Il sole moriva dietro le sottili cortine. Dietro di
lei, la signora Doherty chiuse leggermente la porta,
dopo un cenno d’assenso da parte della ragazza.
Ora
capiva dove fosse ciò che cercava. Si sedette al
centro della stanza, sul pavimento lucido di parquet ,
incrociando le gambe sottili. Chiuse gli occhi e si lasciò annullare. Scomparì
totalmente. Si accorse che era viva solo per le lacrime gelate che le rigavano
il viso. Si alzò e si diresse verso il letto. Un letto a
baldacchino con le cortine del colore preferito di Lea. Un bel verde
smeraldo, vellutato. Lo sfiorò, mentre lo sguardo si annebbiava fino a farla
sentire in un acquario dai vetri appannati. Toccò lievemente anche la copertina
dei libri posti sul comodino, sulla libreria. Arrivò alla scrivania stile
ottocentesco a tentoni, mentre con l’altra mano
stringeva convulsamente gli occhiali neri da lettura di Lea. Incredibile
come quella stanza dicesse tutto di lei. Le pareti
ricoperte dalla carta da parati a motivi floreali, l’aroma di caffè e ciclamini, il computer abbandonato in un
angolo della scrivania.
Si sedette sulla piccola
sedia di legno scuro e fu come riaprire gli occhi dopo un tuffo. Da lì poteva
vedere benissimo la piazza che si estendeva sotto la finestra. La fontana con i pesciolini rossi, il bar dove Lea aveva preso la
sua ultima limonata, la panchina, la macchia di sangue. Cominciò a
piangere, senza nemmeno curarsi dei singhiozzi che le scappavano dalla bocca.

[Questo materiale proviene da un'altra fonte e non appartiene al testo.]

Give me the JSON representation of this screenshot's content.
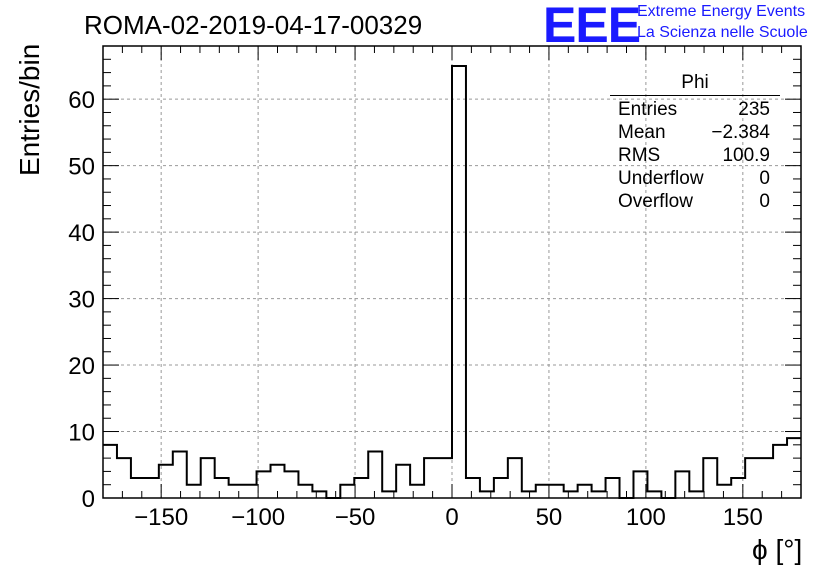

Annullarsi. Dissolversi come povere.
-E’ tutta colpa tua- mormorò. Poi lo ripeté più forte. Con più
rabbia. Con più dolore. Con più dolcezza.
Si
mise a leggere il suo vecchio diario, a sfogliare i suoi
libri. A respirare la sua aria.
Rimase
seduta alla scrivania fino a quando il sole non calò
dietro le colline. E capì che la signora Doherty aveva voluto lasciarla lì sola con la figlia. Dopo di che, con il viso tirato per le lacrime, uscì da quella casa.

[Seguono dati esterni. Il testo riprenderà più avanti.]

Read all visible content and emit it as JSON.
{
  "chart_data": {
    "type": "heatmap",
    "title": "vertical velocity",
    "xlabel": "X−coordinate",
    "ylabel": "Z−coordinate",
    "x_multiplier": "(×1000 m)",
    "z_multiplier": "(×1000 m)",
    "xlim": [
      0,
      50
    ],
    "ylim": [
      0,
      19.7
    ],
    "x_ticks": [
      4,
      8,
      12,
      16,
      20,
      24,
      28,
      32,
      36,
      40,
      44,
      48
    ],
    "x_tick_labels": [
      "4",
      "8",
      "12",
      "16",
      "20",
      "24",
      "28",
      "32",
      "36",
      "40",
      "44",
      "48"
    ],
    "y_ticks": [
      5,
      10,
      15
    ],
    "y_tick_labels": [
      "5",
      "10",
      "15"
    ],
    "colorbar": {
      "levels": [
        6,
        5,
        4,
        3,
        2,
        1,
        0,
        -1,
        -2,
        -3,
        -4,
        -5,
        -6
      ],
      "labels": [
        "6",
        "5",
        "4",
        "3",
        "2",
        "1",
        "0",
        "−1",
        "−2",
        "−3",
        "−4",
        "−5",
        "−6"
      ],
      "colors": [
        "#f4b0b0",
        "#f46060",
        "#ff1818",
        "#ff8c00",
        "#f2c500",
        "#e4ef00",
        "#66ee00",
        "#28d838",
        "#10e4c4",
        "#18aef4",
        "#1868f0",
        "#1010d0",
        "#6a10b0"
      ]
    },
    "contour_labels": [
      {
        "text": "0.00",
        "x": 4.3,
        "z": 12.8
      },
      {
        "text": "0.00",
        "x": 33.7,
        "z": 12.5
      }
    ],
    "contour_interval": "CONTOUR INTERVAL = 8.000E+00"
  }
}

Corse fino al suo appartamento e, una volta dentro, tirò fuori il foglio dal
giubbotto.
Caro diario,
13\09\02
oggi ho conosciuto una
ragazzina davvero strana. Porta i capelli rossi in una treccia e ha gli occhi
grandi come quelli di un gufo. Sembra curiosa, ma ha un non so che di inquietante.